Choi has been exploring the connections between economic contract theory and contract law since he was a doctoral student in economics at the Massachusetts Institute of Technology.

“As a student of economics, I was very much interested in the various implications of contract theory,” Choi said. “It was natural for me to try to tie my interest in economic contract theory with what actually happens in real-world contracts and in contract law.”

As a law professor at Virginia since 2005, he has dug deeper into an economic analysis of the law, with recent works focusing on two themes: the effects on third parties when two parties enter into a contract and the effects of the balance of vague and verifiable terms that contracting parties regularly use.

“His early work built on an insight from the economics literature that principals and agents often design contracts with the purpose of extracting value from third parties,” Dean Paul G. Mahoney said of Choi’s work. 

For example, in one article published in the Journal of Law, Economics and Organization, Choi showed that a golden parachute — a large severance payment made to top executives when their companies are merged or taken over — could actually benefit shareholders if the contract is structured to make the third-party buyer bear more of the costs of the parachute.

Choi’s insights “help to explain why we see these contractual terms and, importantly, show that the usual legal assumption that these terms have no third-party effects is oversimplified,” Mahoney said.

Choi offers a “potentially path-breaking insight” into contract law theory, Mahoney said, in a recent Journal of Legal Studies article co-authored with former Virginia Law professor George Triantis, now at Harvard.

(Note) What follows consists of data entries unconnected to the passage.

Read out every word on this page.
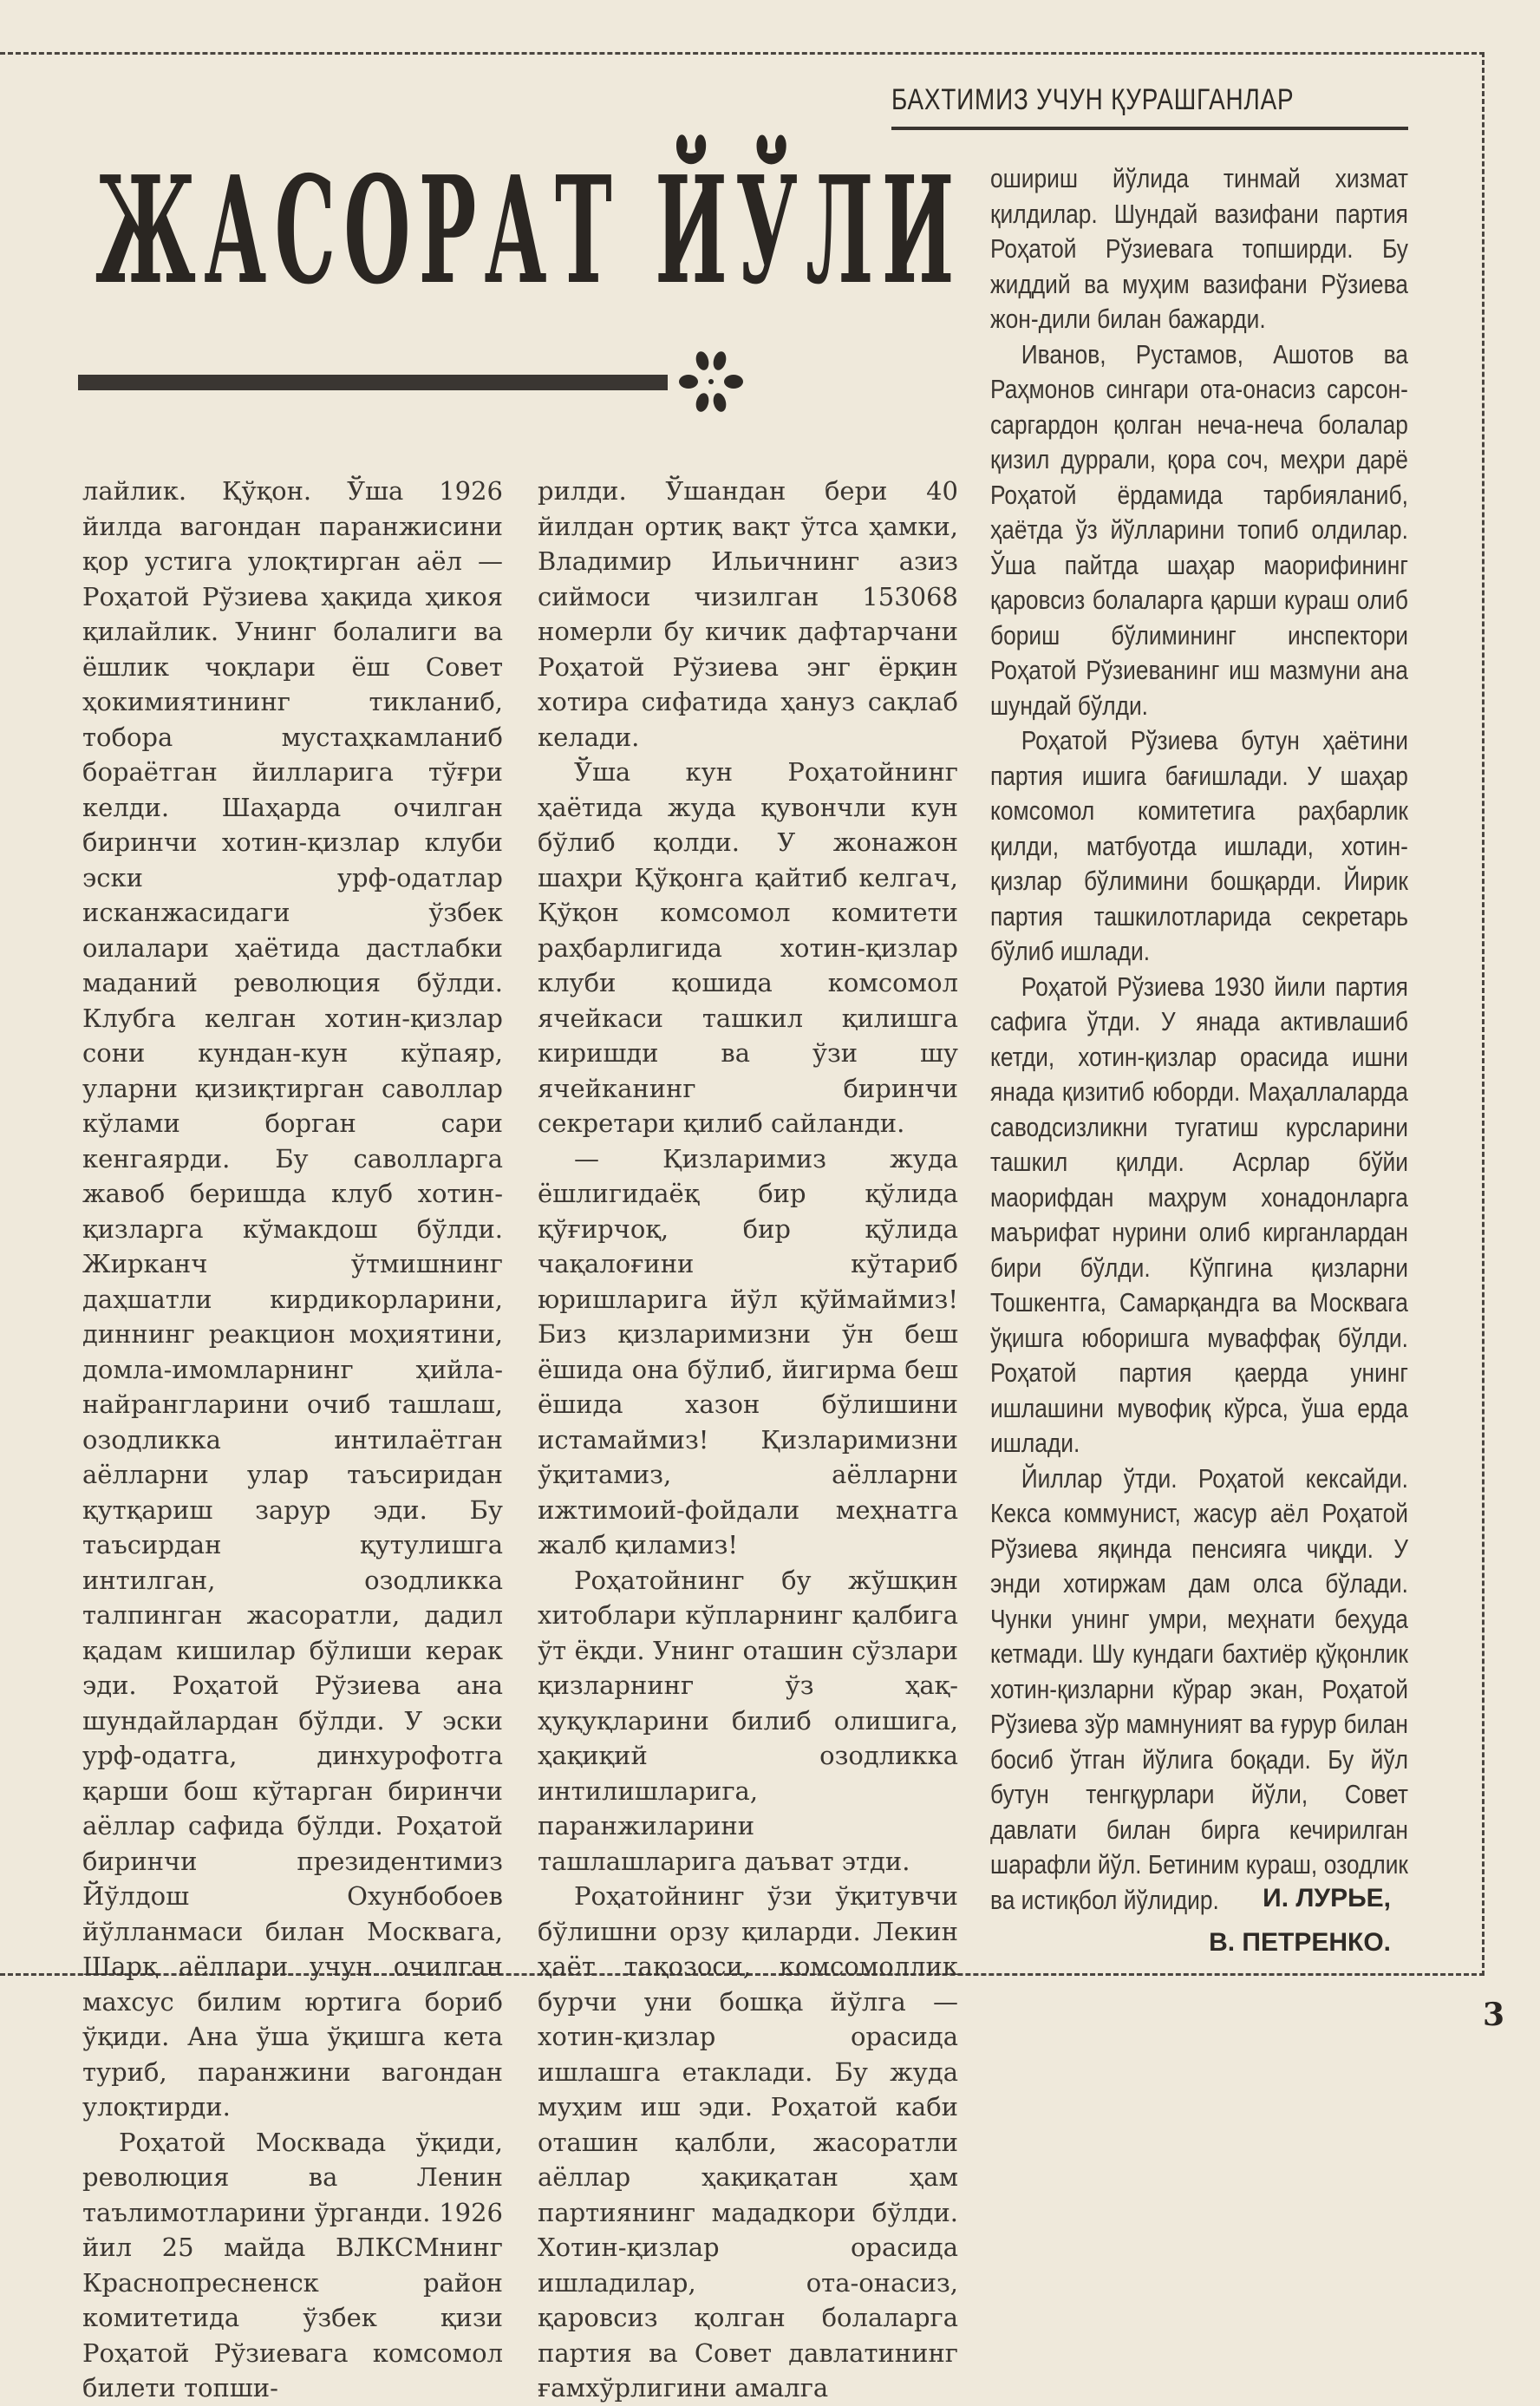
БАХТИМИЗ УЧУН ҚУРАШГАНЛАР
ЖАСОРАТ ЙЎЛИ

лайлик. Қўқон. Ўша 1926 йилда вагондан паранжисини қор устига улоқтирган аёл — Роҳатой Рўзиева ҳақида ҳикоя қилайлик. Унинг болалиги ва ёшлик чоқлари ёш Совет ҳокимиятининг тикланиб, тобора мустаҳкамланиб бораётган йилларига тўғри келди. Шаҳарда очилган биринчи хотин-қизлар клуби эски урф-одатлар исканжасидаги ўзбек оилалари ҳаётида дастлабки маданий революция бўлди. Клубга келган хотин-қизлар сони кундан-кун кўпаяр, уларни қизиқтирган саволлар кўлами борган сари кенгаярди. Бу саволларга жавоб беришда клуб хотин-қизларга кўмакдош бўлди. Жирканч ўтмишнинг даҳшатли кирдикорларини, диннинг реакцион моҳиятини, домла-имомларнинг ҳийла-найрангларини очиб ташлаш, озодликка интилаётган аёлларни улар таъсиридан қутқариш зарур эди. Бу таъсирдан қутулишга интилган, озодликка талпинган жасоратли, дадил қадам кишилар бўлиши керак эди. Роҳатой Рўзиева ана шундайлардан бўлди. У эски урф-одатга, динхурофотга қарши бош кўтарган биринчи аёллар сафида бўлди. Роҳатой биринчи президентимиз Йўлдош Охунбобоев йўлланмаси билан Москвага, Шарқ аёллари учун очилган махсус билим юртига бориб ўқиди. Ана ўша ўқишга кета туриб, паранжини вагондан улоқтирди.

Роҳатой Москвада ўқиди, революция ва Ленин таълимотларини ўрганди. 1926 йил 25 майда ВЛКСМнинг Краснопресненск район комитетида ўзбек қизи Роҳатой Рўзиевага комсомол билети топши-

рилди. Ўшандан бери 40 йилдан ортиқ вақт ўтса ҳамки, Владимир Ильичнинг азиз сиймоси чизилган 153068 номерли бу кичик дафтарчани Роҳатой Рўзиева энг ёрқин хотира сифатида ҳануз сақлаб келади.

Ўша кун Роҳатойнинг ҳаётида жуда қувончли кун бўлиб қолди. У жонажон шаҳри Қўқонга қайтиб келгач, Қўқон комсомол комитети раҳбарлигида хотин-қизлар клуби қошида комсомол ячейкаси ташкил қилишга киришди ва ўзи шу ячейканинг биринчи секретари қилиб сайланди.

— Қизларимиз жуда ёшлигидаёқ бир қўлида қўғирчоқ, бир қўлида чақалоғини кўтариб юришларига йўл қўймаймиз! Биз қизларимизни ўн беш ёшида она бўлиб, йигирма беш ёшида хазон бўлишини истамаймиз! Қизларимизни ўқитамиз, аёлларни ижтимоий-фойдали меҳнатга жалб қиламиз!

Роҳатойнинг бу жўшқин хитоблари кўпларнинг қалбига ўт ёқди. Унинг оташин сўзлари қизларнинг ўз ҳақ-ҳуқуқларини билиб олишига, ҳақиқий озодликка интилишларига, паранжиларини ташлашларига даъват этди.

Роҳатойнинг ўзи ўқитувчи бўлишни орзу қиларди. Лекин ҳаёт тақозоси, комсомоллик бурчи уни бошқа йўлга — хотин-қизлар орасида ишлашга етаклади. Бу жуда муҳим иш эди. Роҳатой каби оташин қалбли, жасоратли аёллар ҳақиқатан ҳам партиянинг мададкори бўлди. Хотин-қизлар орасида ишладилар, ота-онасиз, қаровсиз қолган болаларга партия ва Совет давлатининг ғамхўрлигини амалга

ошириш йўлида тинмай хизмат қилдилар. Шундай вазифани партия Роҳатой Рўзиевага топширди. Бу жиддий ва муҳим вазифани Рўзиева жон-дили билан бажарди.

Иванов, Рустамов, Ашотов ва Раҳмонов сингари ота-онасиз сарсон-саргардон қолган неча-неча болалар қизил дуррали, қора соч, меҳри дарё Роҳатой ёрдамида тарбияланиб, ҳаётда ўз йўлларини топиб олдилар. Ўша пайтда шаҳар маорифининг қаровсиз болаларга қарши кураш олиб бориш бўлимининг инспектори Роҳатой Рўзиеванинг иш мазмуни ана шундай бўлди.

Роҳатой Рўзиева бутун ҳаётини партия ишига бағишлади. У шаҳар комсомол комитетига раҳбарлик қилди, матбуотда ишлади, хотин-қизлар бўлимини бошқарди. Йирик партия ташкилотларида секретарь бўлиб ишлади.

Роҳатой Рўзиева 1930 йили партия сафига ўтди. У янада активлашиб кетди, хотин-қизлар орасида ишни янада қизитиб юборди. Маҳаллаларда саводсизликни тугатиш курсларини ташкил қилди. Асрлар бўйи маорифдан маҳрум хонадонларга маърифат нурини олиб кирганлардан бири бўлди. Кўпгина қизларни Тошкентга, Самарқандга ва Москвага ўқишга юборишга муваффақ бўлди. Роҳатой партия қаерда унинг ишлашини мувофиқ кўрса, ўша ерда ишлади.

Йиллар ўтди. Роҳатой кексайди. Кекса коммунист, жасур аёл Роҳатой Рўзиева яқинда пенсияга чиқди. У энди хотиржам дам олса бўлади. Чунки унинг умри, меҳнати беҳуда кетмади. Шу кундаги бахтиёр қўқонлик хотин-қизларни кўрар экан, Роҳатой Рўзиева зўр мамнуният ва ғурур билан босиб ўтган йўлига боқади. Бу йўл бутун тенгқурлари йўли, Совет давлати билан бирга кечирилган шарафли йўл. Бетиним кураш, озодлик ва истиқбол йўлидир.	И. ЛУРЬЕ,
В. ПЕТРЕНКО.
3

In that paper they explored verifiable and vague contract terms.

“In economic contract theory, it used to be the case that the parties would contract on things that are easily verifiable, but will not contract on things that are very difficult to verify,” Choi said. “For instance, if I’m contracting you to write a book of fiction, it’s very difficult to stipulate on the quality of the book.”

To work through that issue in a contract, parties will use proxies as a way to verify success or quality, such as whether or not the book receives awards or how many copies the book sells.

“But if you look at the real-world contracts — for instance, M&A, franchise, employment, sales or corporate financing agreements — they often rely not only measures that are very easy to verify, such as sales or stock price, but also contain terms that are very vague and difficult to verify.”

For example, an employment contract might not only tie a CEO’s compensation on stock performance to provide incentive to the CEO, but might also stipulate that the CEO has to put in her “best efforts” in executing her job.

Choi said it was puzzling that parties were not following the traditional economic contract theory, which points to reliance on verifiable, rather than on vague, terms.

“In reality, people tend to use both,” he said. “Our attempt was to explain why the reliance on both is necessary and can actually be beneficial. We show sometimes it’s better to rely only on vague terms such as the best efforts and material adverse change rather than anything specific such as stock price or sales.”

Including a material adverse change in an M&A contract enables the buyer to refuse to complete the acquisition, merger or financing with the party being acquired if the target suffers such a change.

Choi said the recent financial crisis, in which many merger and acquisition deals fell apart, showed why understanding vague terms in contractual obligations is important.

“They’re relying heavily on these kinds of vague terms to mitigate the incentive and informational issues.”

Although some scholars and practitioners have suggested that the parties were over-relying on vague terms and need to use more precise proxies for those terms, Choi said he and Triantis argue that such a substitution is “not a slam-dunk.”

“Vague terms can play an important screening role in ex post litigation by allowing only the stronger cases to proceed,” Choi said. “This will not only prevent the contracting parties from making false claims ex post, but can also produce a stronger incentive effect ex ante.”